Davalı vekili, görev ve zamanaşımı itirazında bulunmuş, davanın reddini istemiştir.
Mahkemece, iddia, savunma ve tüm dosya kapsamına göre, davacının davalı belediyeye bağışladığı paranın 10.000.000,00 TL olduğu, huzurdaki davada şimdilik 100.000,00 TL’lik kısmın dava konusu edildiği, 6100 sayılı HMK m. 109 uyarınca, talep konusunun miktarı taraflar arasında tartışmasız veya açıkça belirli ise kısmi dava açılamayacağının düzenlendiği, dava şartı olan hukuki yararın somut davada mevcut olmadığı gerekçesiyle, dava şartı yokluğundan davanın usulden reddine karar verilmiştir.

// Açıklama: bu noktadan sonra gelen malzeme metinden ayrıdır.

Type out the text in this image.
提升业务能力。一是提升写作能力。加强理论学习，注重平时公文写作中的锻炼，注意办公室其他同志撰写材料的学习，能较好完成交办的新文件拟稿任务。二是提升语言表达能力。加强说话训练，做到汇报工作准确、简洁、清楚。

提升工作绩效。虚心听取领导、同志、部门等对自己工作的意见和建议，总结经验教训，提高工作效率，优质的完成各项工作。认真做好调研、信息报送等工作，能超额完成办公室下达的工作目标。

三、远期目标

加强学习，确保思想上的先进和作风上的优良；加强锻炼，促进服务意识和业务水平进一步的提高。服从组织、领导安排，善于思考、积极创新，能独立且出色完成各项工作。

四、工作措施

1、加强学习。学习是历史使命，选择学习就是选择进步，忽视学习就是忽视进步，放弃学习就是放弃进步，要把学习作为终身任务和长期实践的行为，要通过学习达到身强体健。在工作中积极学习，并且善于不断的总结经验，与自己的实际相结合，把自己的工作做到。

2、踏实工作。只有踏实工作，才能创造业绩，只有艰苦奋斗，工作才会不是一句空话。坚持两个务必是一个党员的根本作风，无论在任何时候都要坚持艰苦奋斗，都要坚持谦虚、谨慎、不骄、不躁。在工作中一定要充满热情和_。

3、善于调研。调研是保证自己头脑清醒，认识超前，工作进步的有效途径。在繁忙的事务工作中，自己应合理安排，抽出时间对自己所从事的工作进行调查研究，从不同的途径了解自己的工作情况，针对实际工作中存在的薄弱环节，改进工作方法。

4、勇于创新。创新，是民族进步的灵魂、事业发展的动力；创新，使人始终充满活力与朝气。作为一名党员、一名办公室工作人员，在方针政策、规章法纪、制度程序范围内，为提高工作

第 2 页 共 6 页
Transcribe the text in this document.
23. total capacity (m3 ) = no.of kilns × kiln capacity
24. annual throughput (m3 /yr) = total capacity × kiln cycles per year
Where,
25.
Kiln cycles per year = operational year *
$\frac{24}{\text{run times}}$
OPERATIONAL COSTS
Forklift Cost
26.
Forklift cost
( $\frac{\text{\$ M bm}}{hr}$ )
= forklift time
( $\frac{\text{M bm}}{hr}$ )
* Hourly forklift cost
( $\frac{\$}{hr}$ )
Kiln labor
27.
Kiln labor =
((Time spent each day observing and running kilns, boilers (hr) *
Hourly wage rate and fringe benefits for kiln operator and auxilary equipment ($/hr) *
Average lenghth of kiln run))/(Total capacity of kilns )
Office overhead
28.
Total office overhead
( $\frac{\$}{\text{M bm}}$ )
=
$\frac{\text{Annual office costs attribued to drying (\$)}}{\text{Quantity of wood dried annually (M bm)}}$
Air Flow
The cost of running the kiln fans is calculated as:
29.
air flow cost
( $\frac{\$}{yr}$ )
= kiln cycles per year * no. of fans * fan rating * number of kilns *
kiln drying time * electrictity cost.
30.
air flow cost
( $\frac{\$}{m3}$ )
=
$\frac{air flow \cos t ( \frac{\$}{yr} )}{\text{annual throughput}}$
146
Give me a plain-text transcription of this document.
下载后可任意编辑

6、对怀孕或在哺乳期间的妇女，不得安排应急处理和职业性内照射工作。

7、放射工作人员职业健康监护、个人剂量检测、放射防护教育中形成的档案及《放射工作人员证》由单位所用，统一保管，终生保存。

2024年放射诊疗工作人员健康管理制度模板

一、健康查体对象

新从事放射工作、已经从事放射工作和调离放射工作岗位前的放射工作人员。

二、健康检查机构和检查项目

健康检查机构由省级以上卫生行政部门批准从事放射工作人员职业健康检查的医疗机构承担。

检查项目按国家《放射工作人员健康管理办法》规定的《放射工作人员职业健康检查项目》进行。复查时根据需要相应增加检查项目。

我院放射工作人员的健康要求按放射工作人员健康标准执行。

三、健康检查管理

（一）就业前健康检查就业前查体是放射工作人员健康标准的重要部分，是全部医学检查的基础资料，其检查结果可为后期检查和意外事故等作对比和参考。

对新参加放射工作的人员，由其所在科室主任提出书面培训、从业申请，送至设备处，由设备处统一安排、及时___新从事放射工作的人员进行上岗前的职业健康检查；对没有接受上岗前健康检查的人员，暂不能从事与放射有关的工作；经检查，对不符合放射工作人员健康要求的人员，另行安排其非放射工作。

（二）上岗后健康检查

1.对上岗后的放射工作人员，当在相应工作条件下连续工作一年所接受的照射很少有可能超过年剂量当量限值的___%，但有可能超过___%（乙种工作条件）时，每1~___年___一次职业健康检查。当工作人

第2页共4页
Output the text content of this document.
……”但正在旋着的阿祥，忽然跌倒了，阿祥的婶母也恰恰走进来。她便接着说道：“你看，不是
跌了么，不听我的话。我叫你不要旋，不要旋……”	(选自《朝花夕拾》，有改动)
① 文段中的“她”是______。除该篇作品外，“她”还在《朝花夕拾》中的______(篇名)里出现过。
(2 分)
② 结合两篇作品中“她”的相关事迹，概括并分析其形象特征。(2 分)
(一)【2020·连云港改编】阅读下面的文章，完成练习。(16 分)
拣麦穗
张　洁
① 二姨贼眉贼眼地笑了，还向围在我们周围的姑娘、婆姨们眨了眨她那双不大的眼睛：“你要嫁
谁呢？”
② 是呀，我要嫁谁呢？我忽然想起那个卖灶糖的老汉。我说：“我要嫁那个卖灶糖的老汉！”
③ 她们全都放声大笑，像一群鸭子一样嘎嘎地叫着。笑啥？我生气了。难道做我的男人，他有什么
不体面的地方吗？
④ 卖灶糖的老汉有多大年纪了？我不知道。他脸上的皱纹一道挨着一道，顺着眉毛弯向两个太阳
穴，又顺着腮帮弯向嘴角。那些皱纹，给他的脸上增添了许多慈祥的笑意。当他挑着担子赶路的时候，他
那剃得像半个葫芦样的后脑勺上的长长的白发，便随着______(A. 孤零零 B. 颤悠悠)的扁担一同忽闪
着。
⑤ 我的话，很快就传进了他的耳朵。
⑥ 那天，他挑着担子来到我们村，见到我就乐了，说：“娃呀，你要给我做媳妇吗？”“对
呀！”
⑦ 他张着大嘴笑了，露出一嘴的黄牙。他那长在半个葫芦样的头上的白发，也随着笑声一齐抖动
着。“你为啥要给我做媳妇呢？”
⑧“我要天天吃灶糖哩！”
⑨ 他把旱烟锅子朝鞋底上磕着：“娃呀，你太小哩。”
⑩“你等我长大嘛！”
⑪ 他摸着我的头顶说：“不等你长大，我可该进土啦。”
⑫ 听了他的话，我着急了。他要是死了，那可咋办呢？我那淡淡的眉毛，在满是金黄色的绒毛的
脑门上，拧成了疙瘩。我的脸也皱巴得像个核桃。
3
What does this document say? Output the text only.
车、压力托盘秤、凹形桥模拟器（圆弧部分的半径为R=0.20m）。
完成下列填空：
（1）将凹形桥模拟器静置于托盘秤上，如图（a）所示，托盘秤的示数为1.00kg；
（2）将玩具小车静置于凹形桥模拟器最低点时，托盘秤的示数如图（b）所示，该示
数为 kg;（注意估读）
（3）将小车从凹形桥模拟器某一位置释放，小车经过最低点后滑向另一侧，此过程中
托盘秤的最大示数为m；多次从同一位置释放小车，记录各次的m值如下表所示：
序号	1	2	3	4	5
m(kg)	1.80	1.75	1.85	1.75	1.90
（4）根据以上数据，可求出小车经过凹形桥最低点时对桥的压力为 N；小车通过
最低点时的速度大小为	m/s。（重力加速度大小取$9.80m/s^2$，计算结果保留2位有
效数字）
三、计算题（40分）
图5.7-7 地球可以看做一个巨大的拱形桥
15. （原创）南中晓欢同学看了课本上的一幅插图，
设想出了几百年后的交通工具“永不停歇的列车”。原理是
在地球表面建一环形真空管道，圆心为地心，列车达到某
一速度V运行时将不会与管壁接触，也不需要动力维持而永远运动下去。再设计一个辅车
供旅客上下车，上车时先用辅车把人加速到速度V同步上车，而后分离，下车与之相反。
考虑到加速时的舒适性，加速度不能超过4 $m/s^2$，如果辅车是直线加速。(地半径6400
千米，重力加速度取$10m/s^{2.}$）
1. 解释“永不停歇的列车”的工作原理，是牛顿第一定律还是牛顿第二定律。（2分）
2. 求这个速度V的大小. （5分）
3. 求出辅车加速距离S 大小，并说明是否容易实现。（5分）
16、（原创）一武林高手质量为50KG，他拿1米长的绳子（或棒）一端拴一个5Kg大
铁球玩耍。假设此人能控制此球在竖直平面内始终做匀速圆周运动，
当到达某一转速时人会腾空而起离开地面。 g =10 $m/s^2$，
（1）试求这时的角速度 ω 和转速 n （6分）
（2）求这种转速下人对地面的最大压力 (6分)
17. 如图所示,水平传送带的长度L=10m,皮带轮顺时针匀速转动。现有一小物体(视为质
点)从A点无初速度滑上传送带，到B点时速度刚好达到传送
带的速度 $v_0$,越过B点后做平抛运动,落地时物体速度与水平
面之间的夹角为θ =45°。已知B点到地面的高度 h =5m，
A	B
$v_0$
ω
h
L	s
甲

Kararı, davacı vekili temyiz etmiştir.
Dava, istirdat istemine ilişkin olup, mahkemece, davanın usulden reddine karar verilmiştir. Ancak, 11.04.2015 tarihinde 29323 sayılı Resmi Gazete’de yayımlanarak yürürlüğe giren 6644 sayılı Kanun ile 6100 sayılı HMK’nın 109’uncu maddesinin ikinci fıkrası yürürlükten kaldırılmıştır. Bu değişiklik sonucunda, bölünebilir alacaklar yönünden, dava hakkının kötüye kullanılması yasağı dışında, kısmi dava açılabilmesinin yolu açılmış olmaktadır. Bu itibarla mahkemece, derhal yürürlüğe girecek olan bu usul kanunu değişikliği tartışılarak bir hüküm kurulması gerekirken, yazılı şekilde hüküm kurulması doğru görülmemiş, hükmün bu nedenle bozulması gerekmiştir.
SONUÇ: Yukarıda açıklanan nedenle davacı vekilinin temyiz itirazının kabulü ile hükmün davacı yararına BOZULMASINA, ödediği peşin temyiz harcının isteği halinde temyiz edene iadesine, 25/09/2017 tarihinde oybirliğiyle karar verildi.